Также имеются успехи в совершенно разных областях роботологии. Специалисты в Диснейленде создают гуманоидов очень похожих на живых, управляемых с помощью компьютера, могущих двигать руками и ногами, гримасничающих, улыбающихся, смотрящих сердито, имитирующих страх, радость и целый ряд других эмоций. Сделанные из чистого пластика, по словам одного корреспондента, «делающие все, за исключением того, что не истекают кровью», роботы преследуют девушек, играют музыку, палят из пистолета и так похожи на людей, что посетители обычно пронзительно кричат от страха, вздрагивают или реагируют как-либо по-другому, как будто они видят реальных людей. Цели, которым служат эти роботы, могут показаться тривиальными, хотя технология, лежащая в их основе, очень сложна. Она сильно зависит от многих знаний, и эти знания быстро накапливаются.

Возникает, в принципе, резонный вопрос, почему мы не можем на основе современных примитивных и тривиальных роботов создавать более совершенных, способных на разнообразное поведение, способных даже на «человеческие» ошибки и случайный на вид выбор - короче, создавать их поведенчески неразличимыми с человеком, если не принимать во внимание чрезвычайно сложные и специально разработанные тесты. Здесь мы можем оказаться лицом к лицу с неизвестным ощущением, пытаясь определить, является улыбающийся, уверенный гуманоид за стойкой авиакомпании хорошенькой девушкой или тщательно скрепленным проволокой роботом.* Есть вероятность, конечно, что она может оказаться как тем, так и другим.

Толчком к некоторому виду симбиоза человека с машиной послужило наше возрастающее мастерство в общении с машинами. Было приложено много усилий, содействующих взаимодействию людей и компьютеров. И русские, и американские ученые, хотя и совершенно отдельно друг от друга, проводили эксперименты с размещением или внедрением детекторов, которые передают сигналы от нервных окончаний в корешке ампутированной конечности. Эти сигналы потом обрабатывались и использовались для функционирования искусственной конечности, таким образом создавался механизм, непосредственно и чутко реагирующий на нервную систему человека. Человеку не нужно «обдумывать» свои желания; будут переданы даже непроизвольные импульсы. Ответное поведение этого механизма так же машинально, как и поведение собственной руки, ноги или глазаxxvii.

В «Ночном полете» Антуан де Сент-Экзюпери, писатель, поэт и авиатор, описывал себя в кабине самолета-истребителя во время Второй Мировой войны. «Вся эта запутанность кислородных трубок, раскаленная арматура; эти выразительные трубки, разновидности «интеркома», распределенные между членами экипажа. Эта маска, через которую я дышал. Я был прикреплен к самолету резиновой трубкой, такой же необходимой, как пуповина. К моему телу будто бы добавилось органов, и они, казалось, находятся между мной и моим сердцем...» Мы уже далеки от этих дней. Космическая биология неуклонно приближается к тому дню, когда астронавт будет не только прикреплен ремнями в кабине, но он станет частью ее, в полном смысле слова.
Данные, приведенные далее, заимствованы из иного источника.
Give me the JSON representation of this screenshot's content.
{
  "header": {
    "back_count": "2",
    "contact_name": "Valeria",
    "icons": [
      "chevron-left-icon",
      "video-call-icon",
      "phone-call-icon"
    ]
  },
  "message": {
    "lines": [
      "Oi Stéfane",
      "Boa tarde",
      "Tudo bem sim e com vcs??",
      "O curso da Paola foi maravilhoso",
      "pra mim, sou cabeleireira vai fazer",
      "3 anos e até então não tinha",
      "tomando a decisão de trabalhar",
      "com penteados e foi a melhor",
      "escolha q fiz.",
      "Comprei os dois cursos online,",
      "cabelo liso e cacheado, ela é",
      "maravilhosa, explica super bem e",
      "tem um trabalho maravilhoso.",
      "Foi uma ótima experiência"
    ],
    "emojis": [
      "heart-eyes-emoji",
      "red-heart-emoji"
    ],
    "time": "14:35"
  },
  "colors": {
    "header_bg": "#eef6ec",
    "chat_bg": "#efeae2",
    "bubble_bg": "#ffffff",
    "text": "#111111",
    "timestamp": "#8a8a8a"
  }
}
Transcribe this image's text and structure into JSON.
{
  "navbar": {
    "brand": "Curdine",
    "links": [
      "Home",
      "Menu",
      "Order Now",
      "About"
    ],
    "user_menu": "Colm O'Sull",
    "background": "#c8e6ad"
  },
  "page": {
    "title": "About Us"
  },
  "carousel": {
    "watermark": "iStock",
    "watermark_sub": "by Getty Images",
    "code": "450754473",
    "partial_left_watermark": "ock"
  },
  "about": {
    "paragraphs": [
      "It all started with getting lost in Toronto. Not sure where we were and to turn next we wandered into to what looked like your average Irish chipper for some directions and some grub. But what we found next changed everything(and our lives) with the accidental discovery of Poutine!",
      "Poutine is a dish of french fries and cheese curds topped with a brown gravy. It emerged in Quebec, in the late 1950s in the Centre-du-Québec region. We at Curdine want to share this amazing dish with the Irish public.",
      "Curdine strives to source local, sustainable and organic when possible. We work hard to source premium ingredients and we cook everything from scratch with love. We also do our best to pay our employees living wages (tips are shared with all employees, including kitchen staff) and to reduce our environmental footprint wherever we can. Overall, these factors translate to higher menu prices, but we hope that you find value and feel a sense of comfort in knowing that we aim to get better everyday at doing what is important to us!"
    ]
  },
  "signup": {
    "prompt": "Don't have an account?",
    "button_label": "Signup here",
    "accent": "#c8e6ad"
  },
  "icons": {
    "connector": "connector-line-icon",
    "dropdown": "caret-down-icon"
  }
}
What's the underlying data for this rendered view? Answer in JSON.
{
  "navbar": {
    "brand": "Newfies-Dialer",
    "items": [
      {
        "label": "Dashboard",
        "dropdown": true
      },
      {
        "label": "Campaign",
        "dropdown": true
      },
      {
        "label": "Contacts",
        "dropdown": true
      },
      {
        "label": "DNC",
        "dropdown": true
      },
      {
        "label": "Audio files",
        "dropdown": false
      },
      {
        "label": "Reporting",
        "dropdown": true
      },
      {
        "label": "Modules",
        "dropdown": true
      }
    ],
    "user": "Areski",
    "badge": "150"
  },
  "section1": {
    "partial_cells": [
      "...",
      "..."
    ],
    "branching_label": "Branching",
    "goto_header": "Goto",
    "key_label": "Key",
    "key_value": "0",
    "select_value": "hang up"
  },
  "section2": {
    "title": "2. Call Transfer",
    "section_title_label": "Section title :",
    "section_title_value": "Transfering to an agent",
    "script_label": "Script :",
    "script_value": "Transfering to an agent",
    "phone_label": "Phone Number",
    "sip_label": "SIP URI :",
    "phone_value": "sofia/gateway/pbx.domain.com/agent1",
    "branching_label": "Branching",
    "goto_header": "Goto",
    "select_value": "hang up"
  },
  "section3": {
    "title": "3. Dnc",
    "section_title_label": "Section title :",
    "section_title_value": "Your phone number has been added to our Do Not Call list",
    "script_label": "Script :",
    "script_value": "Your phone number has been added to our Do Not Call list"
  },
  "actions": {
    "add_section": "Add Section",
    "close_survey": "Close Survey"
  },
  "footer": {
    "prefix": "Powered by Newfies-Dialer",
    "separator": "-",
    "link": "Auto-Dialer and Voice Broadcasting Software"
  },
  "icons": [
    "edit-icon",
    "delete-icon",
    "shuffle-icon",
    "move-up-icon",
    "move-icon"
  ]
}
Одна из целей состоит в том, чтобы сделать сам космический корабль полностью самостоятельным миром, в котором бы выращивались для еды морские водоросли, пополнялся запас воды, воздух рециркулировал, очищаясь от аммиака, поступающего в атмосферу из мочи, и т. д. В этом абсолютно замкнутом, полностью восстанавливающемся мире человек станет неотъемлемой частью непрерывного микроэкологического процесса, происходящего в безбрежных пространствах. Так, Теодор Гордон, автор «Будущего» и сам ведущий космический инженер, пишет: «Вероятно, было бы проще обеспечить поддержание жизни в форме механизма, встроенного в космонавта. Он мог бы питаться внутривенно, используя жидкую пищу, компактно хранящуюся в отдаленном герметизированном отсеке. Возможно постоянное восстановление теряемой телом жидкости и превращение ее в воду, которое может быть достигнуто с помощью нового типа искусственной почки, служащей частью космического корабля. Есть вероятность, что сон можно было бы вызывать электронным способом, чтобы снизить обмен веществ...»xxviii. И так далее. Одна за другой функции тела человека будут переплетены с функциями механизма кабины корабля, станут зависимы от них и станут их частью.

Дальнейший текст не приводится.